I just detest New Year’s Eve. It doesn’t matter where I spend it, either. I’ve spent it here, in Manhattan. And many a “there”, including, but not limited to, Spain, France, and Portugal (but can’t recall the specific cities [specificities?]). But location makes no difference: New Year’s Eve does nothing for me.
I’ve heard that whatever you’re doing when the clock strikes 12:00 a.m. and the ball reaches the ground, is what you’ll be doing for the rest of the year. One year I was — brace yourself — doing step aerobics (yes, it’s true!). Another I was on the phone with someone I couldn’t be with in person when he was with someone he didn’t want to be with (which is obvious, of course, given that he was on the phone). Another year I was having a picnic on a bed in Spain, gorging myself on all sorts of Spanish junk food delicacies. Those were the good times.

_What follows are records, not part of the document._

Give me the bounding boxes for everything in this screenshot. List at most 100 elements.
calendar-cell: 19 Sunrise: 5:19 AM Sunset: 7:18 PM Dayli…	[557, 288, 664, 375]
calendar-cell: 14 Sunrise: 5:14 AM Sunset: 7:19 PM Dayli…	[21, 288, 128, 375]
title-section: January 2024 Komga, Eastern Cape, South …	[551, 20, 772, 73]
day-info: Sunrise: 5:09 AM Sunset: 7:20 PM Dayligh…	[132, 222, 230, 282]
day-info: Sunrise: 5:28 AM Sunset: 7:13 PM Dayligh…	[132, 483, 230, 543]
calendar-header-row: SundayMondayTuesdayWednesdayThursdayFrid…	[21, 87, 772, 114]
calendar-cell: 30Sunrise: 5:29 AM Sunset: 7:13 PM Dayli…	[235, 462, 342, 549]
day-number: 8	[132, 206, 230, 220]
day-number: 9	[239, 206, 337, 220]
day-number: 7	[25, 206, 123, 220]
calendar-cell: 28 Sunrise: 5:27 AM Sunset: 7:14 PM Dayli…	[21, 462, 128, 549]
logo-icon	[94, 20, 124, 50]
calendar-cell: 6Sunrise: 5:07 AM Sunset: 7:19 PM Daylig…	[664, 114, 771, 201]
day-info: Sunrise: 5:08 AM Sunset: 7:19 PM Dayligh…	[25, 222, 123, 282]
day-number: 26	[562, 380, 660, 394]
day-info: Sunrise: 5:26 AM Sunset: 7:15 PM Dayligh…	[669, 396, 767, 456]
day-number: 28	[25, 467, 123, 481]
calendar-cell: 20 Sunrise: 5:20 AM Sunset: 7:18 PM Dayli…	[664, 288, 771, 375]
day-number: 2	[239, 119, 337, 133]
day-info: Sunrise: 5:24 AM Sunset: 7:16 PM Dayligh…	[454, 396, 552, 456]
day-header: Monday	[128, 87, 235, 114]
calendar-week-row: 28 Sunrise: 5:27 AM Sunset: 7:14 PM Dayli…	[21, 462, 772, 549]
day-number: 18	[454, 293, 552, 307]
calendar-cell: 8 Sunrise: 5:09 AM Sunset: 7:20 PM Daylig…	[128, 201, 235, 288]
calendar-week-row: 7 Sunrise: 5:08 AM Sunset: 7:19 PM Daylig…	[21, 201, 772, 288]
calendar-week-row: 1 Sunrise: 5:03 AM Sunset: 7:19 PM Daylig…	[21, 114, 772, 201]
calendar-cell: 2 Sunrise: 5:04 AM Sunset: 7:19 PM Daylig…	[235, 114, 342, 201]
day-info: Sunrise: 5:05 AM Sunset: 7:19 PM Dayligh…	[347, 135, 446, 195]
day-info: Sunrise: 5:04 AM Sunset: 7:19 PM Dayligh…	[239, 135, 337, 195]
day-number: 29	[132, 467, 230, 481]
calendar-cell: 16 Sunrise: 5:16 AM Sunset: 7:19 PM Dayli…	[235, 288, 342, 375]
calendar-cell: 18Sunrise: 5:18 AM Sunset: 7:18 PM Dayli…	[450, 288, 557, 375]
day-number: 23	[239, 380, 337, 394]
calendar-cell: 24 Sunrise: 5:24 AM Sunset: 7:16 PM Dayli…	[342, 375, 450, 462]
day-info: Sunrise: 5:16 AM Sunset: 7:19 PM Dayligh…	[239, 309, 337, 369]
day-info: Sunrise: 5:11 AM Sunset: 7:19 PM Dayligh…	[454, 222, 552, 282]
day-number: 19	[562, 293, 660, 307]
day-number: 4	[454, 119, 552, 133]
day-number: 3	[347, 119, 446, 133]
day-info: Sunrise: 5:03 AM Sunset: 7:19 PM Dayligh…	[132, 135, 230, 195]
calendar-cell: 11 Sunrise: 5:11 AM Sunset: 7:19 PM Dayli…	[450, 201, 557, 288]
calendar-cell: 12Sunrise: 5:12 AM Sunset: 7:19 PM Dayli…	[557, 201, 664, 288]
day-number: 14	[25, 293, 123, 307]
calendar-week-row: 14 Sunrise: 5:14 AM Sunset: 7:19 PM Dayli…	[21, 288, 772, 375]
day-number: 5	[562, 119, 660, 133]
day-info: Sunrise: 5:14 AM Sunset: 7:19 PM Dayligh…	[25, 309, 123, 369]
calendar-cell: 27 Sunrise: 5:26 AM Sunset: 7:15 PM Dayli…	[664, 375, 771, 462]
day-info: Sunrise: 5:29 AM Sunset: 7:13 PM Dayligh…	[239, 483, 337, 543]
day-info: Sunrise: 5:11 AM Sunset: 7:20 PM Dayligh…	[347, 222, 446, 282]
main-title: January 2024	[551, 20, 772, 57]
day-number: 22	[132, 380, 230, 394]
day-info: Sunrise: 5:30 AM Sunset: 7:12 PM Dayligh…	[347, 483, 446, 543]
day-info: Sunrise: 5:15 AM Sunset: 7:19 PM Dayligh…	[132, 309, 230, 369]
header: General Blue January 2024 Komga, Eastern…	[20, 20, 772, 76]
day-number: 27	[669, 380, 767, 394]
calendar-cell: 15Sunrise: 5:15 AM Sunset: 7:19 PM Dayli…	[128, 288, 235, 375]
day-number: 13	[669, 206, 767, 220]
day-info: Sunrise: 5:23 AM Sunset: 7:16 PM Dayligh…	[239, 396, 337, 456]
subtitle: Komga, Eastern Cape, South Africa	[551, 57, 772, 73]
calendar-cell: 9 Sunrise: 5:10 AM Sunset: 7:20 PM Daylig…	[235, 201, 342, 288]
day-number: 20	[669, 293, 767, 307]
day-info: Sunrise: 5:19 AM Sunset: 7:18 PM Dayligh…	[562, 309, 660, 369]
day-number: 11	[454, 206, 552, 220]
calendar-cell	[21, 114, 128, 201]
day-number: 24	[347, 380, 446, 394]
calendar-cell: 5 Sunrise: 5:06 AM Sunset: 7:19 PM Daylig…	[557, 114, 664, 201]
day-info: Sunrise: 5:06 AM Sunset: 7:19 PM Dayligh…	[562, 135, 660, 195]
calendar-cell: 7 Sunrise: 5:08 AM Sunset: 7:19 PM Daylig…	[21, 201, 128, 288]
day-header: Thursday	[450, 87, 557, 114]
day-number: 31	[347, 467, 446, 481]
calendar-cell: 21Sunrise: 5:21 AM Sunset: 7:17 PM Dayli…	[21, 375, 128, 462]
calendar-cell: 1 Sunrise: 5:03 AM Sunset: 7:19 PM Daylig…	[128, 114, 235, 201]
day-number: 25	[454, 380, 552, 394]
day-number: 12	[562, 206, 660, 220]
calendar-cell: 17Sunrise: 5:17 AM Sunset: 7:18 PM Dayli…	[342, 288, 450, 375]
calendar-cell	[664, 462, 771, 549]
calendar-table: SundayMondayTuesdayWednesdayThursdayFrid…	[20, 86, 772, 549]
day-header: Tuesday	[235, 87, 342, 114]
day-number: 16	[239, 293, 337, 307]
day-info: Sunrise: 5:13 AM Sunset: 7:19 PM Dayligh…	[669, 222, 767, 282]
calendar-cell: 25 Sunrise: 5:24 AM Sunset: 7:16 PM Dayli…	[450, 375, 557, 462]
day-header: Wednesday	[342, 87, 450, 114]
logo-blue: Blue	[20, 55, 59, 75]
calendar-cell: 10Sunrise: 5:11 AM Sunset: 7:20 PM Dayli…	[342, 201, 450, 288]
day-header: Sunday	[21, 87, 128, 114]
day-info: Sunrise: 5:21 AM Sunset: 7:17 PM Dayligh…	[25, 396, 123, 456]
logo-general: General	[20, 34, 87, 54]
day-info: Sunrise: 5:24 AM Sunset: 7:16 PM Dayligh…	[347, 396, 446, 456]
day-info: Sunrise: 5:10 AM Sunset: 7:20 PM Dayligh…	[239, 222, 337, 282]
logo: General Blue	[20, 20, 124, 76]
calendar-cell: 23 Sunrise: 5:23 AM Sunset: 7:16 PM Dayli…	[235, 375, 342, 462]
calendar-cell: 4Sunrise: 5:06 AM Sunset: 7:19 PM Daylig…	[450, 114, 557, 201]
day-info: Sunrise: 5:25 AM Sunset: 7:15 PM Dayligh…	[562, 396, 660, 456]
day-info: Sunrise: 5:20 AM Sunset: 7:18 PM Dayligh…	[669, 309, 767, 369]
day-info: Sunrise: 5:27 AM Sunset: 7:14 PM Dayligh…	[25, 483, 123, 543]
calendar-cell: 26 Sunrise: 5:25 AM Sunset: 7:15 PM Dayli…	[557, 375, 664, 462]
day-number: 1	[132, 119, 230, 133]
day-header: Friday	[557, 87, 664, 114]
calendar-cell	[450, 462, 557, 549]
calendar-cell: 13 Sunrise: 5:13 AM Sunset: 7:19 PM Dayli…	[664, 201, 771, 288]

The worst celebration was when 1987 was forced out of the picture by 1988 and I was forced into Philadelphia by my then-boyfriend and a couple of our friends to have the time of our lives. Even before midnight, we were ready to leave, and wound up wishing we’d never left home in the first place. At midnight, I think I was complaining and pissed off. Which proved that yes, that whole thing about spending the next year the way you did at the stroke of midnight, is true.
It’s not that I don’t like that another year has passed. I don’t care. There’s nothing I can do about that. It’s just the desperation of the celebration that I detest. The forced cheer. The special deals (dinner and dancing, prix fixe, surrounded by pricks). The pressure to do something big and bold and spectacular, just because the planet completed another orbit around the sun.
Let’s just toss New Year’s Eve on top of the obligatory holiday compost heap and call it a night. Because that’s all it really is anyway.